Part of financial independence is having access to affordable credit products. If individuals have had past credit problems, they will find this difficult and may be incentivized to work on fixing their credit history.
An entire industry exists selling the idea of credit repair. This is a way individuals can be defrauded. Currently no one can legally remove accurate and timely negative information from a credit report. An individual can request for an investigation, at no charge to them, of inaccurate or incomplete information they find on their credit report. Some individuals will hire a company to assist with this process, but it should be stressed that anything a credit repair company can do legally, an individual can do themselves at little or no cost.
The federal law covering the activities of credit repair is called the Credit Repair Organizations Act (CROA). CROA prohibits a variety of activities by credit repair organization including; committing fraud and making false and misleading statements. Additionally, individuals should not have to make any payments prior to the promised services having been “fully performed.” All services must be under written contract, which must include a detailed description of the services to be performed within what timeframe. CROs must also provide a separate written disclosure statement describing the individual’s rights before entering into the contract and they are also able to cancel the contract within the first three days.
Failure to comply with CROA allows consumers to sue to recover the greater of the amount paid or actual damages, punitive damages, costs, and attorney’s fees.
Ultimately the best form of credit repair for information that is negative and accurate on a credit report, is time. All information will eventually come off of a credit report. A credit bureau can report most accurate negative information for seven years and bankruptcy information for 10 years. Information about an unpaid judgment against you can be reported for seven years or until the statute of limitations runs out, whichever is longer. The seven-year reporting period starts from the date the event took place. In the meanwhile, paying obligations on a timely basis will help improve one’s credit.For information that is negative and inaccurate there is a dispute process that all of the credit bureaus have in place.
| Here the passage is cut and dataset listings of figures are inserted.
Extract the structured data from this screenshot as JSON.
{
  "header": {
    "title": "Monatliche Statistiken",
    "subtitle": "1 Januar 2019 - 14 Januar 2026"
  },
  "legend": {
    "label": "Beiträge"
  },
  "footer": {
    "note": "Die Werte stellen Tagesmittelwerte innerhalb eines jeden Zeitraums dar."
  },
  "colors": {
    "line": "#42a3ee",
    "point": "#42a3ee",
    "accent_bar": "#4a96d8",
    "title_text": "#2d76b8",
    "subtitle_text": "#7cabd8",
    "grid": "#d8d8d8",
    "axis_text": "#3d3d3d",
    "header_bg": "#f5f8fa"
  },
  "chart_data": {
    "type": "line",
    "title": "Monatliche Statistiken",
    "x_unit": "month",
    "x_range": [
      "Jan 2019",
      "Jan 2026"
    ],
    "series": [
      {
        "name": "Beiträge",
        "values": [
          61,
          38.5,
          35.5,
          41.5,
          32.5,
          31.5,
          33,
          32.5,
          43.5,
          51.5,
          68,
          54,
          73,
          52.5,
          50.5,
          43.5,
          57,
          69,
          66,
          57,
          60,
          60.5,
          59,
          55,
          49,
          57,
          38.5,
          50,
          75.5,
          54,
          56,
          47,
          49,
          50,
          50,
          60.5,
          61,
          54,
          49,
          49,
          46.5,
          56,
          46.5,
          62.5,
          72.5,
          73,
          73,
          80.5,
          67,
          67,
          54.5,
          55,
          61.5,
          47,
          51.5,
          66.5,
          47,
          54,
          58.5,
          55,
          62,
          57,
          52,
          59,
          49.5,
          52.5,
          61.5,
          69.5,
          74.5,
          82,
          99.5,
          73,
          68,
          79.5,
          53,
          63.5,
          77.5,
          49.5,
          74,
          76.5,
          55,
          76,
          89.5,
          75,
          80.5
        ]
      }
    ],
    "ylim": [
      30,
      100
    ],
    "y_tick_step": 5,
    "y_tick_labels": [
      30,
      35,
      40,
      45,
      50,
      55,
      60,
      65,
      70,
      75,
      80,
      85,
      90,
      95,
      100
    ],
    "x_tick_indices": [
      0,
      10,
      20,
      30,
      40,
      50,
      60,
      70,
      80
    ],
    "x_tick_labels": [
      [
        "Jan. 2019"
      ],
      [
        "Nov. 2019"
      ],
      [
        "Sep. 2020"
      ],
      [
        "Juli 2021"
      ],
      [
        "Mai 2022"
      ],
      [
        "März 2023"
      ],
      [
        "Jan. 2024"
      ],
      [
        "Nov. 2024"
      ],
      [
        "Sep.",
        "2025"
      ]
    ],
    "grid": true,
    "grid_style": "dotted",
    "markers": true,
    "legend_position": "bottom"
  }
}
They investigate the items individuals question within 30 days, unless they consider the dispute frivolous. They also must forward all the relevant data that is provided about the inaccuracy to the organization that provided the information. After the information provider gets notice of a dispute from the credit bureau, it must investigate, review the relevant information, and report the results back to the credit bureau. If the investigation reveals that the disputed information is inaccurate, the information provider has to notify the nationwide credit bureau they can correct it in the file.